Le groupe: une section rythmique très compétente qui fait ce qu’elle peut pour sauver les meubles, un guitariste aussi pathétiquement imbibé que son leader (le mec à la gueule de déterré sur la photo) et un clavier totalement transparent. « Bordélique » s’inscrit en lettres de néon dans tous les esprits. « Shambolic » comme disent les britons (j’imagine le titre du compte-rendu du NME : « Babyshambolics! ») mais c’est encore trop flatteur car en l’occurrence, c’est carrément merdique. Le groupe ne nous épargne pas 2 morceaux reggaeisants absolument nullissimes. L’embarras me gagne.

Sur le dernier titre, un adolescent intrépide à grosse mèche réussit à grimper sur la scène pour embrasser son idole, Morrissey-style. Il y parvient mais se fait agripper par un mec de la sécurité. Doherty lui tend quand même le micro, l’ado chante alors impeccablement et malgré la confusion le refrain du titre en cours avant d’être poliment évacué : assurément le meilleur moment du show.

Les Babyshambles quittent la scène au bout d’une heure. Ils reviendront pas moins de 10 minutes plus tard, montre en main. Non mais sans déconner… Et le public, résigné, trop conscient qu’ils peuvent tout aussi bien ne jamais revenir, ne les réclame même pas.
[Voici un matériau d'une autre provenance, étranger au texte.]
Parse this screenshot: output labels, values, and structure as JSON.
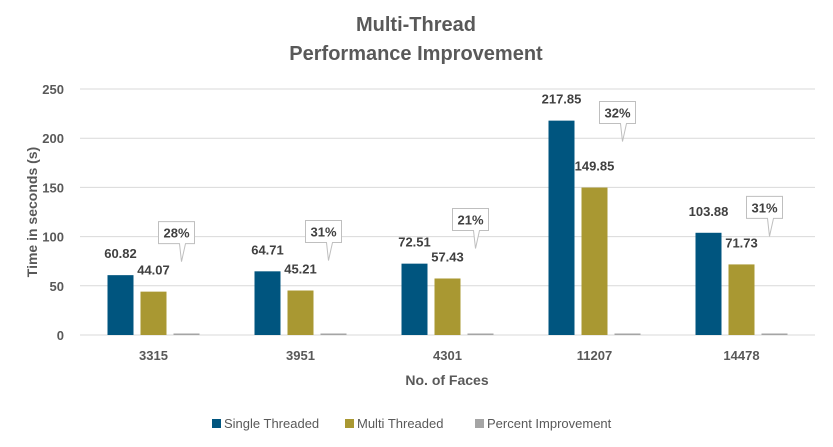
{
  "chart_data": {
    "type": "bar",
    "title": [
      "Multi-Thread",
      "Performance Improvement"
    ],
    "xlabel": "No. of Faces",
    "ylabel": "Time in seconds (s)",
    "ylim": [
      0,
      250
    ],
    "yticks": [
      "0",
      "50",
      "100",
      "150",
      "200",
      "250"
    ],
    "grid": true,
    "legend_position": "bottom",
    "categories": [
      "3315",
      "3951",
      "4301",
      "11207",
      "14478"
    ],
    "series": [
      {
        "name": "Single Threaded",
        "color": "#00557F",
        "values": [
          60.82,
          64.71,
          72.51,
          217.85,
          103.88
        ],
        "labels": [
          "60.82",
          "64.71",
          "72.51",
          "217.85",
          "103.88"
        ]
      },
      {
        "name": "Multi Threaded",
        "color": "#A99832",
        "values": [
          44.07,
          45.21,
          57.43,
          149.85,
          71.73
        ],
        "labels": [
          "44.07",
          "45.21",
          "57.43",
          "149.85",
          "71.73"
        ]
      },
      {
        "name": "Percent Improvement",
        "color": "#A5A5A5",
        "values": [
          0.28,
          0.31,
          0.21,
          0.32,
          0.31
        ],
        "labels": [
          "28%",
          "31%",
          "21%",
          "32%",
          "31%"
        ]
      }
    ]
  }
}
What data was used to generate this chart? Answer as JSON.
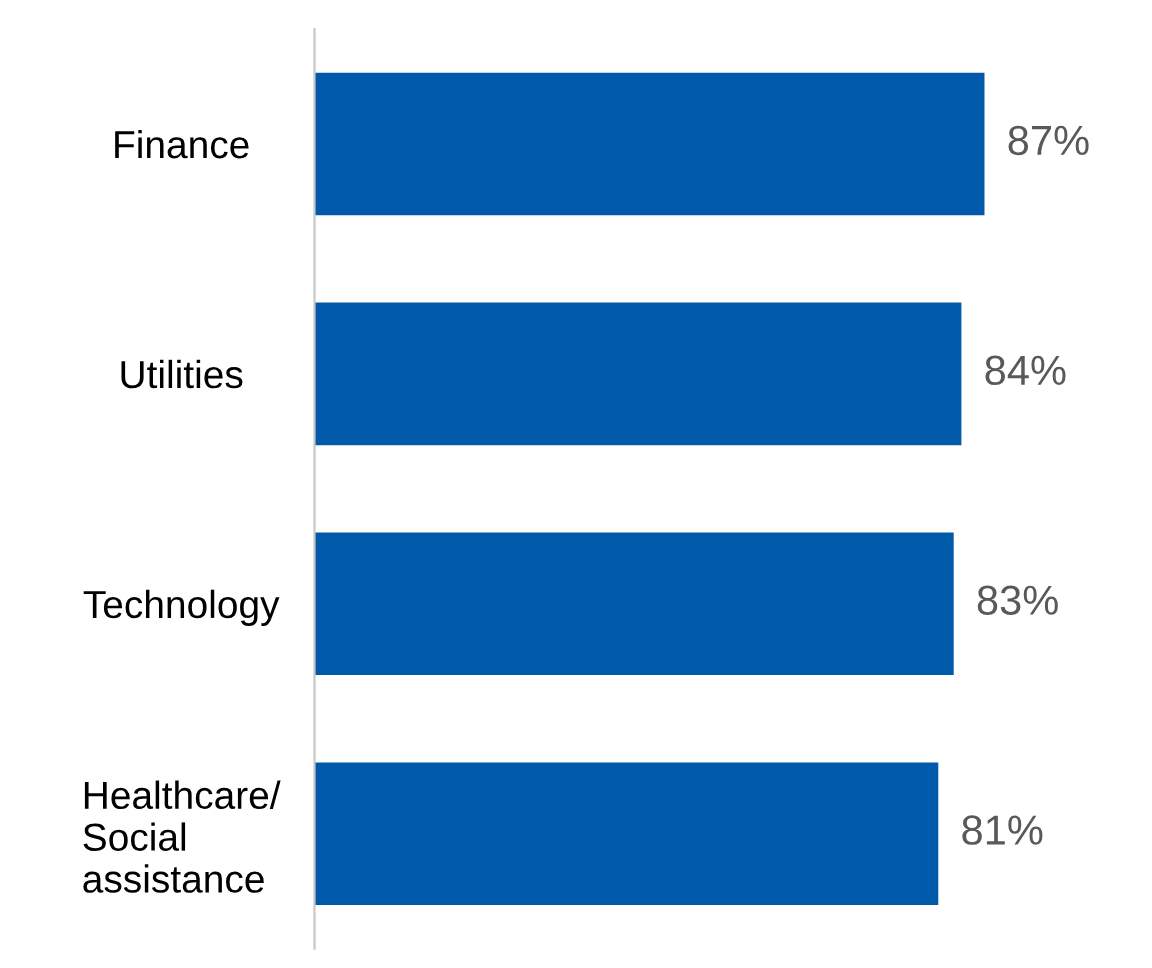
{
  "chart_data": {
    "type": "bar",
    "orientation": "horizontal",
    "categories": [
      "Finance",
      "Utilities",
      "Technology",
      "Healthcare/\nSocial\nassistance"
    ],
    "values": [
      87,
      84,
      83,
      81
    ],
    "color": "#005aa9",
    "value_labels": [
      "87%",
      "84%",
      "83%",
      "81%"
    ],
    "tick_labels": "y",
    "grid": false,
    "legend": false
  }
}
Mais ils reviennent pour deux titres (dont LE tube, Fuck Forever, correct je dois l’avouer) et c’est fini.

Dialogue d’un couple de trentenaires entendu au vol en sortant :
– Putain le guitariste il était bien rock’n’roll lui aussi !
– Ouais putain grave.

Misère…

Au final j’ai passé une très bonne soirée mais c’était pas grâce à cette grosse tâche de Doherty.